Wednesday Recipes: White Chocolate-and Orange-Creme Brulee
- ChristinaSinisi-Author

- 1 day ago
- 3 min read
White Chocolate and Orange Crème Brulee
Each year, I ask my family members to choose a dessert. This year, my daughter’s pick was this fancy version of a special dessert—the kind I order in restaurants. It’s not as easy as some recipes, but it is luscious. Enjoy!

White Chocolate and Orange-Crème Brulee
Ingredients:
3 cups heavy whipping cream
1 (4-oz.) white chocolate bar, finely chopped
¼ cup packed light brown sugar
¼ teaspoon kosher salt
2 teaspoons packed grated orange zest, plus ¼ cup fresh (from 2 navel oranges), divided
9 large egg yolks
1/3 cup, plus 3 tablespoons granulated sugar, divided
4 teaspoon vanilla bean paste
Candied Kumquats and quartered Candied Navel Orange Slices (see extra recipe, below)
Small fresh mint leaves
Directions:
1. Preheat oven to 325 degrees. Place whipping cream, chocolate, brown sugar, salt, and
orange zest in a medium saucepan; cook over medium-low, stirring frequently, until
mixture is steaming, 8 to 12 minutes. Remove from heat.
2. Whisk together egg yolks and 1/3 cup of the granulated sugar in a large bowl until well
combined. Gradually add heated cream mixture, whisking constantly, until combined.
Strain egg yolk mixture through a fine mesh strainer back into saucepan; whisk in vanilla
paste and orange juice. Divide egg mixture evenly among 8 (7-8 ounces) ramekins.
3. Place ramekins in a large roasting pan. Add boiling water to pan to come hallway up
sides of ramekins. Bake in preheated oven until egg mixture is set but still jiggles, 30 to
35 minutes.
4. Carefully transfer ramekins to a wire rack. Let cool for 30 minutes. Refrigerate,
uncovered, until chilled, for about 2 hours. (Cover with plastic wrap, and refrigerate for up
to 3 days, if desired).
5. Sprinkle remaining 3 tablespoons sugar over crème brulee (should be a thin layer). Toast
sugar using a kitchen torch until sugar is caramelized. (Alternately, broil crème brulee on
the top rack, watching closely, until sugar is caramelized, 3 to 5 minutes). Let stand until
sugar is set, about 10 minutes. Garnish with candied fruit and mint leaves.

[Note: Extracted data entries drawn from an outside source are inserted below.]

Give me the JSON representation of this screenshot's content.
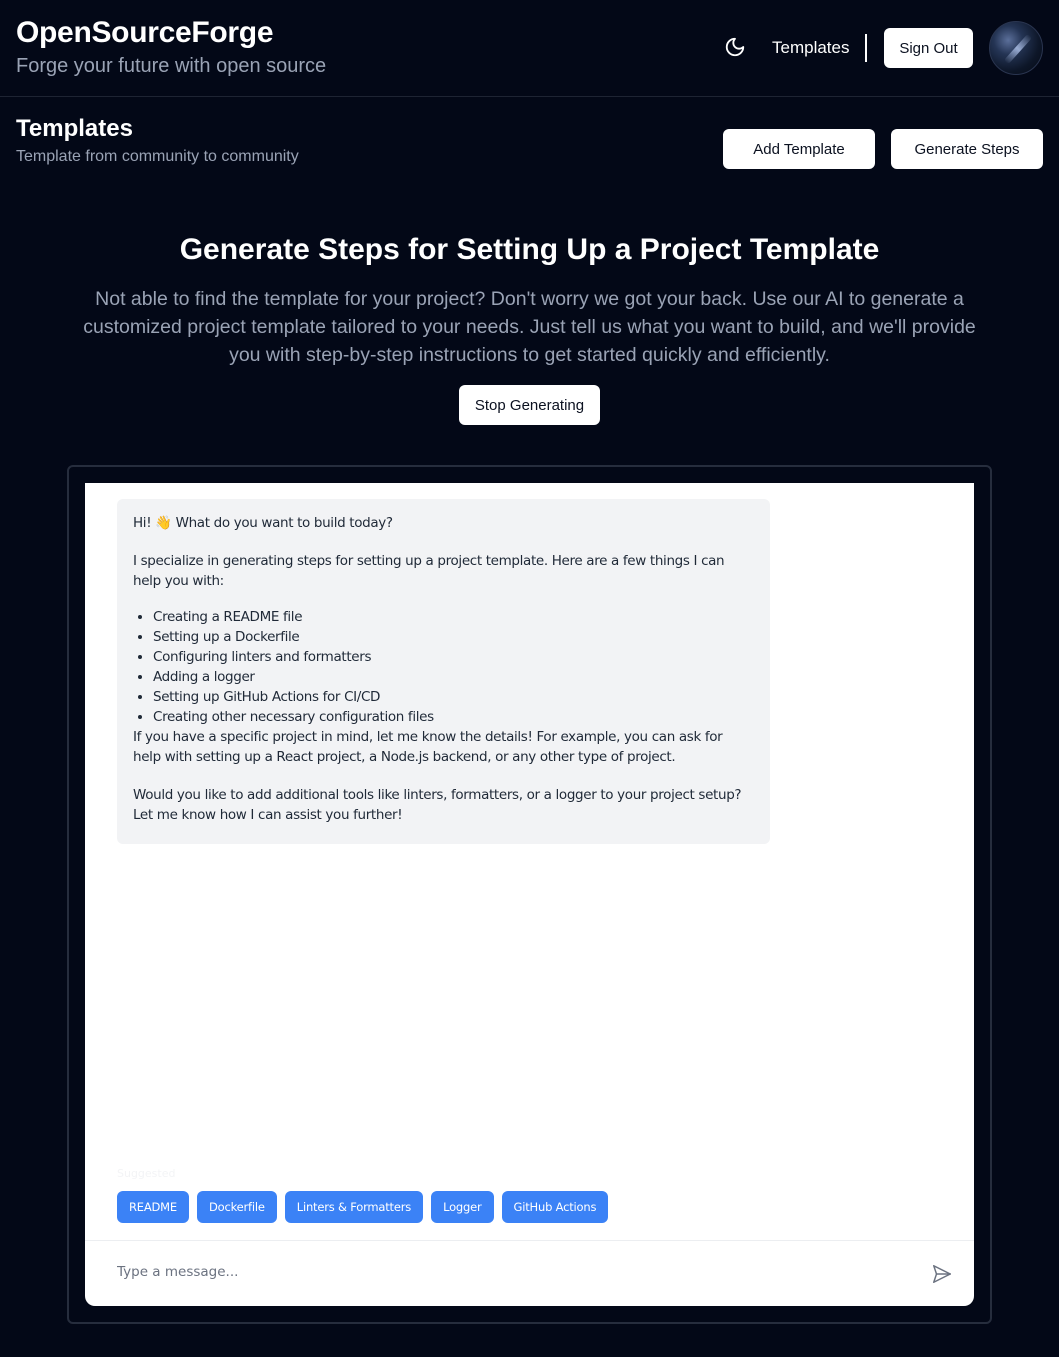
{
  "header": {
    "brand_title": "OpenSourceForge",
    "brand_tagline": "Forge your future with open source",
    "theme_icon": "moon-icon",
    "nav_templates": "Templates",
    "sign_out": "Sign Out",
    "avatar_icon": "avatar"
  },
  "page": {
    "title": "Templates",
    "subtitle": "Template from community to community",
    "add_template": "Add Template",
    "generate_steps": "Generate Steps"
  },
  "hero": {
    "title": "Generate Steps for Setting Up a Project Template",
    "description": "Not able to find the template for your project? Don't worry we got your back. Use our AI to generate a customized project template tailored to your needs. Just tell us what you want to build, and we'll provide you with step-by-step instructions to get started quickly and efficiently.",
    "stop_button": "Stop Generating"
  },
  "chat": {
    "message": {
      "greeting": "Hi! 👋 What do you want to build today?",
      "intro": "I specialize in generating steps for setting up a project template. Here are a few things I can help you with:",
      "items": [
        "Creating a README file",
        "Setting up a Dockerfile",
        "Configuring linters and formatters",
        "Adding a logger",
        "Setting up GitHub Actions for CI/CD",
        "Creating other necessary configuration files"
      ],
      "followup": "If you have a specific project in mind, let me know the details! For example, you can ask for help with setting up a React project, a Node.js backend, or any other type of project.",
      "closing": "Would you like to add additional tools like linters, formatters, or a logger to your project setup? Let me know how I can assist you further!"
    },
    "suggested_label": "Suggested",
    "chips": [
      "README",
      "Dockerfile",
      "Linters & Formatters",
      "Logger",
      "GitHub Actions"
    ],
    "input_placeholder": "Type a message...",
    "send_icon": "send-icon"
  },
  "colors": {
    "background": "#030817",
    "accent_chip": "#3b82f6",
    "muted_text": "#9aa3b5",
    "bubble": "#f2f3f5"
  }
}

6. PS. I added whipped cream sweetened with the citrus syrup leftover after candying the
fruit. 😊
Candied Fruit:
Note. This isn’t necessary, but fun. My husband and son didn’t try because of the peels. I’m not sure if I’m a fan, but I look forward to trying these with other things.
Ingredients:
Navel or blood oranges or kumquats
Sugar
Directions:
1. Slice oranges ¼ inch thick OR slice kumquats ¼ inch thick OR slice orange peels ¼ inch
wide.
2. Bring 12 to 14 navel or blood orange slices, 1 cup kumquat slices, OR 1 cup orange peel
slices and 1 inch water to a boil over medium-high heat in a large, wide saucepan. Drain
using a fine mesh strainer (to remove bitterness from citrus). Do this again.
3. Using the same saucepan, bring 2 ½ cups granulated sugar and 2 ¼ cups water to a boil
over medium-high, stirring often. Add citrus; reduce heat to a medium-low and bring to a
simmer. Cook, turning occasionally, until peels are slightly translucent, 45 to 60 minutes
for orange slices and peels and 20 to 30 minutes for kumquats.

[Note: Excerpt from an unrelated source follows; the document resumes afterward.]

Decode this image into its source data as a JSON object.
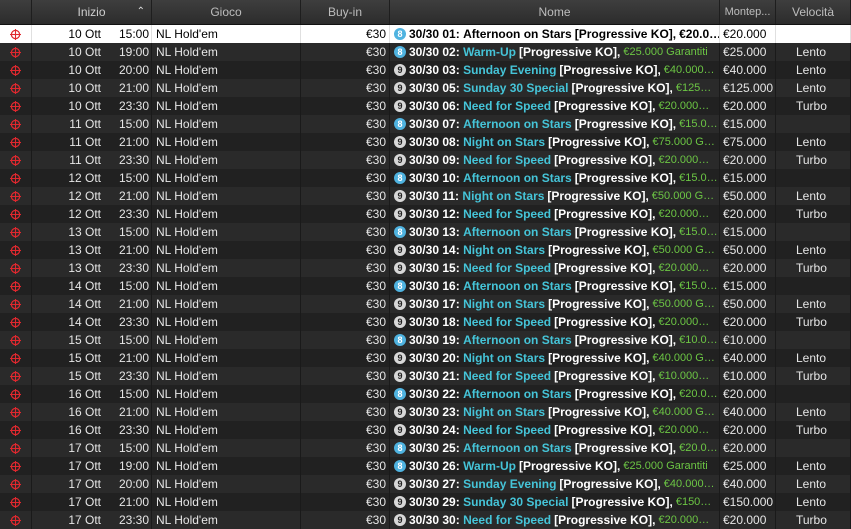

4. Arrange citrus in a single layer on an oven-safe wire rack set over a baking sheet, bake
at 200 degrees Fahrenheit until slightly dried (about 1 hour for orange slices and peels
and 40 minutes for kumquats), and let cool 30 minutes.
5. Alternately, for a sugary coating, spread citrus on a wire rack, let stand until dry but still
sticky (about 12 hours), sprinkle both sides with granulated sugar, and press to coat. Store
in an airtight container at room temperature for up to 1 week.
6. Reserve citrus syrup from the pan where you boiled the citrus for other uses—there are
so many possibilities. 😊
Source: Southern Living magazine, December 2024.





Anything with chocolate has to be fabulous. Thank you for sharing. God bless you.